Jim Reid jim at rfc1035.com
Mon Feb 26 14:13:50 UTC 2001


>>>>> "=?ISO-8859-1?Q?P=E4r" == =?ISO-8859-1?Q?P=E4r Thoren?= <ISO-8859-1> writes:

    =?ISO-8859-1?Q?P=E4r> I was wondering how to implement
    =?ISO-8859-1?Q?P=E4r> multilingual support to BIND
    =?ISO-8859-1?Q?P=E4r> 8.2.3. www.wordnames.net let you register
    =?ISO-8859-1?Q?P=E4r> domainname containing any UNICODE character
    =?ISO-8859-1?Q?P=E4r> set in the World.
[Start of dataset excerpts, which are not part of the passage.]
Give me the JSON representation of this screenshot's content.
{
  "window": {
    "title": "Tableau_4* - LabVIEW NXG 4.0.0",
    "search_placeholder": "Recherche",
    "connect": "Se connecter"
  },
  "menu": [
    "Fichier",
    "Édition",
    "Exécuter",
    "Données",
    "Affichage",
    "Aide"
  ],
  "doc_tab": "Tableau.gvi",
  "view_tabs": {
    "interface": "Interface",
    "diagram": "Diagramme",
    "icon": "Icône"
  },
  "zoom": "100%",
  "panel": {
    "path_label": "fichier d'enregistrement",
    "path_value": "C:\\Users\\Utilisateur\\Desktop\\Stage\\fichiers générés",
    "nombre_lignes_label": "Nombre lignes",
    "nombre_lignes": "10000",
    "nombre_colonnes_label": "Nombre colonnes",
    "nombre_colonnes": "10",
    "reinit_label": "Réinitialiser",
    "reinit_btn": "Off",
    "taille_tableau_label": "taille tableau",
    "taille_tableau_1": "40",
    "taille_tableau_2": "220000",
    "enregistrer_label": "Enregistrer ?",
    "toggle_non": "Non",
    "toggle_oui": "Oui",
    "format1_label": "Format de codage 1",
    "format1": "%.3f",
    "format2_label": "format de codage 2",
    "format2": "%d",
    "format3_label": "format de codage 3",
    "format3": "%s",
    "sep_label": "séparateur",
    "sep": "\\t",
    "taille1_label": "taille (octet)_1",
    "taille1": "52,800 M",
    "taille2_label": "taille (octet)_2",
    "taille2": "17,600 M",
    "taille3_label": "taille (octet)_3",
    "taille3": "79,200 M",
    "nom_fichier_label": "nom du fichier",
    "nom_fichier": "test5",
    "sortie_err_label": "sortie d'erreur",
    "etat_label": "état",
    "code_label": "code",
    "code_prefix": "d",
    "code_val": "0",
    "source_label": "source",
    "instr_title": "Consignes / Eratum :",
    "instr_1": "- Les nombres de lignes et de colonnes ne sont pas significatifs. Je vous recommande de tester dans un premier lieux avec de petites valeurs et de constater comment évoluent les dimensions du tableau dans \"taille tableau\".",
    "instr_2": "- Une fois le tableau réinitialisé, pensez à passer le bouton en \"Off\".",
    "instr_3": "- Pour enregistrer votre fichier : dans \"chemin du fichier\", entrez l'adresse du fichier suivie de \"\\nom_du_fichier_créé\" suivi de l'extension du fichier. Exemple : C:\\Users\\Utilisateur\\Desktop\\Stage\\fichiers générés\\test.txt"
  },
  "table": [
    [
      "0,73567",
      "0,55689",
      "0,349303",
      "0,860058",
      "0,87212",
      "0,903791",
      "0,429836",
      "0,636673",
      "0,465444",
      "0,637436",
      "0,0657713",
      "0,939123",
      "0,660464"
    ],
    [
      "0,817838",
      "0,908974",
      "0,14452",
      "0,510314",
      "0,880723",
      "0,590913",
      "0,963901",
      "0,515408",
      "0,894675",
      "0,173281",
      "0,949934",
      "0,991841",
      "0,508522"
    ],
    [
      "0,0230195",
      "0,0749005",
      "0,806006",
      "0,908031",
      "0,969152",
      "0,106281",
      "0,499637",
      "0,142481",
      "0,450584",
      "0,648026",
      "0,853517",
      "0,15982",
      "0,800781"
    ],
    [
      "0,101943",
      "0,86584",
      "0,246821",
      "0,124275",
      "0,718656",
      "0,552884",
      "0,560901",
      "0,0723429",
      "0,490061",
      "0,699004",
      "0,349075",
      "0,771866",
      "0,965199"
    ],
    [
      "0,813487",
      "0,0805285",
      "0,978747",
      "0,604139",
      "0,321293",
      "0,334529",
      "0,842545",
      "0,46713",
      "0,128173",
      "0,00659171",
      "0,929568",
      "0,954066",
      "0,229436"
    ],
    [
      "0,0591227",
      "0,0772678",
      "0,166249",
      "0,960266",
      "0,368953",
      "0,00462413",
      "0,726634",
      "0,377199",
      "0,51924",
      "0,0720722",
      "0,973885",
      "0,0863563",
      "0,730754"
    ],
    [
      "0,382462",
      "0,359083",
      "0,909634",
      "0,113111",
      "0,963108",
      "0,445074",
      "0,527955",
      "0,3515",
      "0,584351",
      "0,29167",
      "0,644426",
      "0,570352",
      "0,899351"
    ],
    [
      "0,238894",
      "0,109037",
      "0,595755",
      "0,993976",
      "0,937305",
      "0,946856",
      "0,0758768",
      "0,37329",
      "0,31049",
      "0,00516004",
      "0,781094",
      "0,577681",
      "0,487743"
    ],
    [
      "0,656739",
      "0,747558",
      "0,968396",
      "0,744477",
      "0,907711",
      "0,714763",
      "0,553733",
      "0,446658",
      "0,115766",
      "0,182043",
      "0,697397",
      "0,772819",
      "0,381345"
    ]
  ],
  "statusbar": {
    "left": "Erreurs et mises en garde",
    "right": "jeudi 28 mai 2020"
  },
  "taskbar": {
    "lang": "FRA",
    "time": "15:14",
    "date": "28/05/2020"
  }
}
The DNS protocol is 8-bit clean, so in theory there is no problem
supporting international character sets. The practice is somewhat
different. The first problem is that no standard encoding scheme has
yet been agreed for representing internationalised domain names. There
are plenty to choose from too. The second problem is how those names
will be presented to applications, like web browsers and mail
systems. What they do with those names is yet another story. For
instance will every browser in the world have to be able to display
every possible character set? Another problem are the limits on domain
names and label lengths in the DNS. A label in a domain name that
needs >63 bytes to be represented in (say) UTF8 loses. So does a
domain name that needs more than 255 bytes.

Which domain(s) do www.wordnames.net allow these names to be
registered? Some registries are rejecting attempts to register names
expressed in likely encoding schemes until the standard has been agreed.